Add a Repository
Register a Git repository in the IAS Console and link it to your local checkout so agents can operate on your codebase.
Add a Repository
Adding a repository to IAS is a two-part process: register it in the Console, then link it to your local machine. Once connected, you can bootstrap IAS into the repo, build context, and start running agents.
Prerequisites
Before you begin, make sure you have:
- A workspace in the IAS Console. If you have not created one yet, see Create a workspace.
- The IAS CLI installed -- install via
npm i -g @lucentivelabs/iasor use the framework repo directly. - A local Git checkout of the repository you want to connect.
Step 1: Register the repo in the Console
- Open the Console and navigate to Repositories in the sidebar.
- Click Add Repository.
- Enter the clone URL for your repo. Both SSH and HTTPS formats are supported:
- SSH:
git@github.com:your-org/your-repo.git - HTTPS:
https://github.com/your-org/your-repo.git
- SSH:
- Click Create.
- Copy the Repo ID that appears (e.g.,
repos/abc123). You will need this if you configure your worker manually.

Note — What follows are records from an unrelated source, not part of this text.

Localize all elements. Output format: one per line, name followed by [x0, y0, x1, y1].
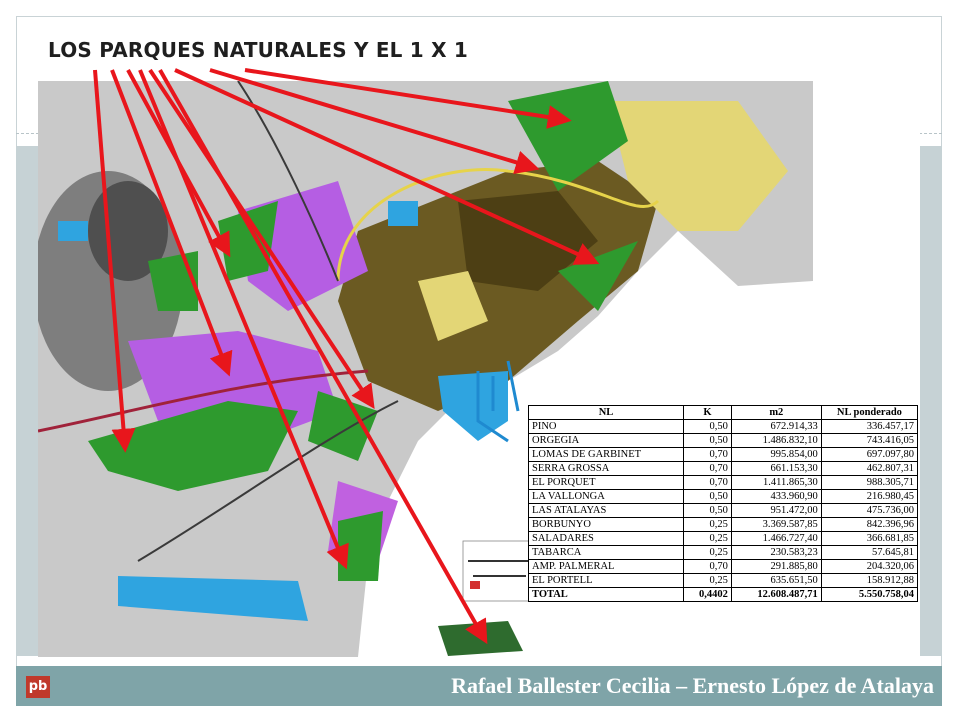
cell-m2: 1.466.727,40 — [730, 531, 822, 546]
cell-m2: 230.583,23 — [730, 545, 822, 560]
cell-nlp: 204.320,06 — [820, 559, 919, 574]
cell-nlp: 336.457,17 — [820, 419, 919, 434]
cell-nlp: 475.736,00 — [820, 503, 919, 518]
cell-k: 0,4402 — [682, 587, 732, 602]
footer-credit: Rafael Ballester Cecilia – Ernesto López… — [451, 673, 934, 698]
table-row: PINO 0,50 672.914,33 336.457,17 — [528, 419, 919, 434]
cell-name: EL PORTELL — [528, 573, 684, 588]
blue-zone — [388, 201, 418, 226]
cell-name: LA VALLONGA — [528, 489, 684, 504]
cell-name: LAS ATALAYAS — [528, 503, 684, 518]
cell-k: 0,50 — [682, 489, 732, 504]
cell-k: 0,70 — [682, 461, 732, 476]
table-row: ORGEGIA 0,50 1.486.832,10 743.416,05 — [528, 433, 919, 448]
col-k: K — [682, 405, 732, 420]
cell-k: 0,25 — [682, 517, 732, 532]
cell-name: TABARCA — [528, 545, 684, 560]
cell-nlp: 743.416,05 — [820, 433, 919, 448]
table-row: SALADARES 0,25 1.466.727,40 366.681,85 — [528, 531, 919, 546]
cell-k: 0,50 — [682, 419, 732, 434]
table-row: BORBUNYO 0,25 3.369.587,85 842.396,96 — [528, 517, 919, 532]
cell-name: TOTAL — [528, 587, 684, 602]
cell-m2: 661.153,30 — [730, 461, 822, 476]
table-row: LOMAS DE GARBINET 0,70 995.854,00 697.097,8… — [528, 447, 919, 462]
cell-nlp: 216.980,45 — [820, 489, 919, 504]
cell-m2: 672.914,33 — [730, 419, 822, 434]
cell-m2: 951.472,00 — [730, 503, 822, 518]
col-m2: m2 — [730, 405, 822, 420]
cell-nlp: 842.396,96 — [820, 517, 919, 532]
cell-nlp: 158.912,88 — [820, 573, 919, 588]
cell-m2: 433.960,90 — [730, 489, 822, 504]
cell-name: AMP. PALMERAL — [528, 559, 684, 574]
cell-name: BORBUNYO — [528, 517, 684, 532]
table-header-row: NL K m2 NL ponderado — [528, 405, 919, 420]
cell-nlp: 366.681,85 — [820, 531, 919, 546]
col-nl-ponderado: NL ponderado — [820, 405, 919, 420]
cell-name: SALADARES — [528, 531, 684, 546]
table-row: TABARCA 0,25 230.583,23 57.645,81 — [528, 545, 919, 560]
table-row: EL PORQUET 0,70 1.411.865,30 988.305,71 — [528, 475, 919, 490]
table-row: EL PORTELL 0,25 635.651,50 158.912,88 — [528, 573, 919, 588]
cell-m2: 635.651,50 — [730, 573, 822, 588]
cell-name: EL PORQUET — [528, 475, 684, 490]
left-band — [16, 146, 38, 656]
cell-nlp: 57.645,81 — [820, 545, 919, 560]
cell-name: LOMAS DE GARBINET — [528, 447, 684, 462]
cell-m2: 3.369.587,85 — [730, 517, 822, 532]
nl-table: NL K m2 NL ponderado PINO 0,50 672.914,33 3… — [528, 405, 919, 602]
table-row: LAS ATALAYAS 0,50 951.472,00 475.736,00 — [528, 503, 919, 518]
cell-k: 0,50 — [682, 433, 732, 448]
slide-title: LOS PARQUES NATURALES Y EL 1 X 1 — [48, 38, 468, 62]
cell-name: PINO — [528, 419, 684, 434]
table-row: SERRA GROSSA 0,70 661.153,30 462.807,31 — [528, 461, 919, 476]
cell-m2: 12.608.487,71 — [730, 587, 822, 602]
cell-k: 0,50 — [682, 503, 732, 518]
section-inset — [462, 540, 534, 602]
logo-icon: pb — [26, 676, 50, 698]
cell-nlp: 697.097,80 — [820, 447, 919, 462]
cell-k: 0,70 — [682, 475, 732, 490]
cell-m2: 1.486.832,10 — [730, 433, 822, 448]
table-total-row: TOTAL 0,4402 12.608.487,71 5.550.758,04 — [528, 587, 919, 602]
table-row: AMP. PALMERAL 0,70 291.885,80 204.320,06 — [528, 559, 919, 574]
cell-nlp: 462.807,31 — [820, 461, 919, 476]
cell-m2: 1.411.865,30 — [730, 475, 822, 490]
cell-nlp: 988.305,71 — [820, 475, 919, 490]
cell-name: SERRA GROSSA — [528, 461, 684, 476]
cell-k: 0,25 — [682, 573, 732, 588]
col-nl: NL — [528, 405, 684, 420]
cell-k: 0,70 — [682, 559, 732, 574]
right-band — [920, 146, 942, 656]
cell-k: 0,70 — [682, 447, 732, 462]
table-row: LA VALLONGA 0,50 433.960,90 216.980,45 — [528, 489, 919, 504]
cell-m2: 995.854,00 — [730, 447, 822, 462]
cell-nlp: 5.550.758,04 — [820, 587, 919, 602]
cell-m2: 291.885,80 — [730, 559, 822, 574]
cell-k: 0,25 — [682, 531, 732, 546]
cell-name: ORGEGIA — [528, 433, 684, 448]
cell-k: 0,25 — [682, 545, 732, 560]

At this point, the Console knows about your repository. No code is cloned or stored in the cloud -- only metadata like the URL hash and display name.
Step 2: Install the IAS CLI
If you have not already installed the CLI, run:
npm i -g @lucentivelabs/iasThen authenticate:
ias auth loginThis opens your browser so you can sign in via the Console. The resulting token is stored at ~/.ias/auth.json and reused across all your projects.
You can verify your setup at any time:
ias doctorThis checks configuration, authentication status, control plane connectivity, and repo mappings.
Step 3: Link the repo locally
On your local machine, run:
ias repo link /path/to/your/repoThis command:
- Detects your
remote.origin.urlfrom the local Git checkout. - Matches it against the repos registered in the Console.
- Writes a mapping into your worker configuration at
~/.ias/worker.json.
If IAS is not yet installed in the repo, the CLI will offer to install it for you. To skip the install prompt:
ias repo link /path/to/your/repo --install falseUnder the hood, ias repo link adds an entry to repos.mappings in your worker config:
{
"repos": {
"mappings": [
{
"repoId": "repos/abc123",
"localPath": "/Users/you/code/your-repo"
}
]
}
}The worker picks up mapping changes automatically within a few seconds. You can link multiple repos by running ias repo link for each one.
Linking multiple repositories
You can connect as many repositories as you need to a single workspace. Run ias repo link for each one:
ias repo link /path/to/repo-one
ias repo link /path/to/repo-twoEach repo gets its own entry in repos.mappings. Workers will only claim jobs for repos that are explicitly mapped -- this is a safety default that ensures you always control which repos an agent can operate on.
What happens next
Once the repo is registered and linked, the typical next steps are:
- Bootstrap IAS -- Deploy the IAS scaffold (
docs/ias/, agent configs, CLI tooling) into the repository. - Build context -- Populate the Context Lake with project metadata so agents understand your codebase.
- Configure and start agents -- Run a local agent to start processing tasks.
- Create goals -- Define what you want built and let agents execute.
Security: what data is shared
IAS is designed to keep your source code on your machine. Here is what the Console stores and what it does not:
| Stored in the Console (cloud) | Stays on your machine (local) |
|---|---|
| Repo URL hash and display name | Source code and Git history |
| Job status, timestamps, retry state | Local file changes and working tree |
| Commit SHAs and PR URLs (evidence pointers) | The actual commits and pull requests |
| Decision records and goal metadata | IAS scaffold files (docs/ias/) |
| Agent heartbeat and availability | Agent execution logs |
The Console never clones, reads, or stores your source code. All code changes happen locally on your machine through the agent process. The worker only operates on repos you explicitly map in your configuration.